A recent meta-analysis presented data on systemic hypertension [28], cardiovascular diseases [28], and diabetes [29] as risk factors in glaucoma. For OAG progression, older studies (AGIS [30] and CIGTS [22]) reported a positive association with diabetes while others (CNGTS [26] and EMGT [22]) reported no influence. A systolic pressure lower than 125 mm Hg was a risk factor for progression in the EMGT study [19], whereas there was no association between systemic hypertension and OAG progression as reported by Kang [31], AGIS [30] or CNGTS [26]. Recently, Choi and Kook [28] (2015) offered a more balanced opinion, stating that systemic hypertension had different effects on the development/progression in glaucoma in different age groups.

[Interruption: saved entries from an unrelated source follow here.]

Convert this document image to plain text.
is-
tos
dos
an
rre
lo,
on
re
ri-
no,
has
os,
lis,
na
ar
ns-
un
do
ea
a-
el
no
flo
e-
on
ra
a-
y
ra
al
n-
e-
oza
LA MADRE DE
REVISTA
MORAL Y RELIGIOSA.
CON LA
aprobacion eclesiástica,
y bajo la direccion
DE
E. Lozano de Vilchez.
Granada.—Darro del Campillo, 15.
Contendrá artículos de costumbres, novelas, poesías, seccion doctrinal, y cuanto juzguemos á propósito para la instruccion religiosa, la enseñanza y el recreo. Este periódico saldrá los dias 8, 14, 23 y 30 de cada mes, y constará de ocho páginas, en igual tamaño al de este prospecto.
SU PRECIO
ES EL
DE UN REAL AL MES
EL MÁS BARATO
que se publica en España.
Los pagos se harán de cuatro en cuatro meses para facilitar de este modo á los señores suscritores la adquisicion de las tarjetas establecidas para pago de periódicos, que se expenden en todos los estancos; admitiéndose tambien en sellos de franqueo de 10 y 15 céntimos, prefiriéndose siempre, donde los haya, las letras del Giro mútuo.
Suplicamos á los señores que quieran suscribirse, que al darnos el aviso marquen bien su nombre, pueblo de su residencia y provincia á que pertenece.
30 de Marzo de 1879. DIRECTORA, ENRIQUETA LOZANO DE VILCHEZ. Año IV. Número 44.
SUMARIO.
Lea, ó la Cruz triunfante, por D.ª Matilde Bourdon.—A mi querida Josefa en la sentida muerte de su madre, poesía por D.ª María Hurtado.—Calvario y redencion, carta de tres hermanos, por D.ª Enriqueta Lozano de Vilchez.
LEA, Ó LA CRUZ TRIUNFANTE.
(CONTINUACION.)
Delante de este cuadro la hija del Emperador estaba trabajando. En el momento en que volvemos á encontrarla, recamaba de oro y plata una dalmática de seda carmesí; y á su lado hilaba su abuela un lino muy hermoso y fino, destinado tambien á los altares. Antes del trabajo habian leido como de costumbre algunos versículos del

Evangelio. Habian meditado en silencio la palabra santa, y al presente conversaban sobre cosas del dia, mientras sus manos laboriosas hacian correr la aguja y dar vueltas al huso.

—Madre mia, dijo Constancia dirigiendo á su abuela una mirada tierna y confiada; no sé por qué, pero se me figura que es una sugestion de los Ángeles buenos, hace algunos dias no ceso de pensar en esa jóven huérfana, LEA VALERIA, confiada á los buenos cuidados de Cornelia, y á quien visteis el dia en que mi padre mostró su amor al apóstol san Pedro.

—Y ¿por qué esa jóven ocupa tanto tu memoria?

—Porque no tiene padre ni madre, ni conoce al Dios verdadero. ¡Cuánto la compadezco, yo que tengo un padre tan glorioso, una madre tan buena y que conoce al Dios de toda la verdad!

In our study, although we found an increased incidence of these clinical factors in glaucoma patients, we could not prove any significant association (Pearson chi-square test, p > 0.05) or an increased risk of progression (OR, p > 0.05). Interestingly, and with borderline statistical significance (p = 0.07), we noted diabetes as a “protective” factor in our study group. However, large-scale epidemiological studies reported an association between diabetes and glaucoma [3234], while others reported this finding as inconclusive and contradictory [35]. Having in mind the “vascular theory” and the complex interaction between blood pressure/IOP or blood pressure/glaucoma [36, 37], we could have calculated the ocular perfusion pressure for our patients, but no blood pressure values were available from the patients’ charts. As such, no information could be established in our study whether glaucoma incidence or progression were related in any aspect to the perfusion parameters. Other limitations are the retrospective nature of our study, small number of patients and the clinical care approach; thus our results cannot be generalized or applied to other clinical settings.

Due to logistic limitations (no VFI), we used trend analysis to define and measure progression rates (db/year) in the same manner as Nouri-Mahdavi [38] evaluated some of the patients in AGIS. We acknowledge that the progression rate might not have been linear in glaucoma patients, especially those followed up in the long term, but this approach allowed the clinician to evaluate the patient’s behavior when certain treatment was applied. Moreover, it is true that the precision of determining the MD slope is related to several factors, including the length of the follow-up period and the number of examinations. Yet in our study both the follow-up period and the number of VF were comparable to other studies and thus the calculated MD slope could be considered reliable.

Conclusion

Our study aimed to assess whether the risk factors in glaucoma progression based on normal clinical care were the same as those described in other major clinical trials. What we concluded was that the progression rate (db/year) depended on the baseline/final MD levels. Additional risk factors for glaucoma progression reached no statistical significance in our study, therefore larger studies are needed to examine this aspect.